Percebi que eu estava meio sem jeito, tímida… mas passou. No segundo encontro,
num bar, eu não aguentei e disse: ah, hoje eu vou tomar uma cerveja.
Claro que
não fiquei apenas na primeira. Naquele dia foi ótimo, mas depois que o álcool
entrou na minha corrente sanguínea, voltou a angústia, o medo, a ansiedade… E
já no dia seguinte eu comecei a beber no trabalho.
Me lembro dessa época específica e penso que foi um
período que comprovou meu alcoolismo. Eu bebia tanto que, quando encontrava o
Marcelo depois do trabalho, estava chapada.
Dormia, ou aprontava situações
constrangedoras na casa dele. Isso faz mais ou menos 15 anos: eu tinha
conseguido um emprego incrível e o homem por quem eu era apaixonada na infância
estava atrás de mim, dizendo que me amava etc.
Era aparentemente um momento de
sonho. Mas bebi. Lembro da minha avó falando: "Por fora, bela
viola, por dentro, pão bolorento". Marcelo foi embora depois de algumas
tentativas de me tirar do buraco, disse para eu me cuidar.
O trabalho me
enquadrou e disseram que sabiam que tinha mais do que água na minha caneca.
Fiquei sem Marcelo, sem emprego, mas com a bebida.
Aliás, acho que foi nessa fase que a minha
amiga, aquela que casou e não me convidou, começou a
desistir de mim.
Lembro dela olhando fundo nos meus olhos e dizendo: Alice, por
favor, não beba. Eu estou te pedindo, falava com os olhos marejados. Nada nem
ninguém me freava.
Lembrando disso, me dá certa tristeza. Eu vejo hoje
o Marcelo com filhos e curtindo a vida como ele dizia que seria a nossa. Eu
tenho saudade da minha amiga. São sentimentos genuínos. Mas junto com eles vem
a aceitação.
Minha vida mudou e muito. Eu poderia ter traçado outros caminhos?
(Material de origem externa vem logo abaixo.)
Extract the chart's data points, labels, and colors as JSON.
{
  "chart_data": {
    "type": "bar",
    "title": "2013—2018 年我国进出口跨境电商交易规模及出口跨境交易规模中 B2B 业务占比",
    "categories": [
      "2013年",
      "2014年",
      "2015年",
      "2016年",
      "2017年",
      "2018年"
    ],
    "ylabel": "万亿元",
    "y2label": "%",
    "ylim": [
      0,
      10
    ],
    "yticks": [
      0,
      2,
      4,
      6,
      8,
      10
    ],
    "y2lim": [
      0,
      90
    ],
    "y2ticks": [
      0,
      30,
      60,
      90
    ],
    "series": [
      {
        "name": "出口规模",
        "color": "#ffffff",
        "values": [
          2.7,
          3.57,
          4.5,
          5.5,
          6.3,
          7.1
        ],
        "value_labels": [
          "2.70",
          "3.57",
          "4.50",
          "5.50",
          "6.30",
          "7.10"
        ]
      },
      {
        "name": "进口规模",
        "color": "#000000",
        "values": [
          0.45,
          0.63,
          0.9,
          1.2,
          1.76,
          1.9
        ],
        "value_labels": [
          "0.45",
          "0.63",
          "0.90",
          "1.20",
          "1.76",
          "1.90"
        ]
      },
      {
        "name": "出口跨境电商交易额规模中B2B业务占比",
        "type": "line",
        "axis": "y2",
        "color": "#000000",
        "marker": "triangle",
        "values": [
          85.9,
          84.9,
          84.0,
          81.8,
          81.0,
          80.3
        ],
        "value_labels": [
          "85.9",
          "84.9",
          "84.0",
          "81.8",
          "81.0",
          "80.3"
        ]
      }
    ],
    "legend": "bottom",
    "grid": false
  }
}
Sim, se não fosse alcoólatra.
Então aceito e sigo em frente. Pego essa tristeza
para seguir forte na minha recuperação. Não dá para beber nem um gole, no meu
caso. Mas eu só sei disso depois de alguns anos escutando a minha história por
meio de outros alcoólatras.
Hoje a roupa que me serve, digamos assim, é a da
recuperação. E eu me sinto bonita, feliz, saudável, contente.
Sem Marcelo, sem
aquela amiga, mas cheia de outras coisas. E aprendi que não posso ficar
me lamentando pelo que não foi. Vejo tantas
coisas que conquistei em sobriedade. A maior delas foi o amor-próprio.
Não
importa que me digam: eu não confio em quem não bebe, ou, seu único defeito é
que você não bebe etc. etc. A pressão externa é grande. Pela indústria, pelos
costumes… Mas eu virei o jogo e falo mais alto que minha doença.
Não bebo e sou bem feliz, aliás, estou na melhor
fase da minha vida, como diz minha irmã.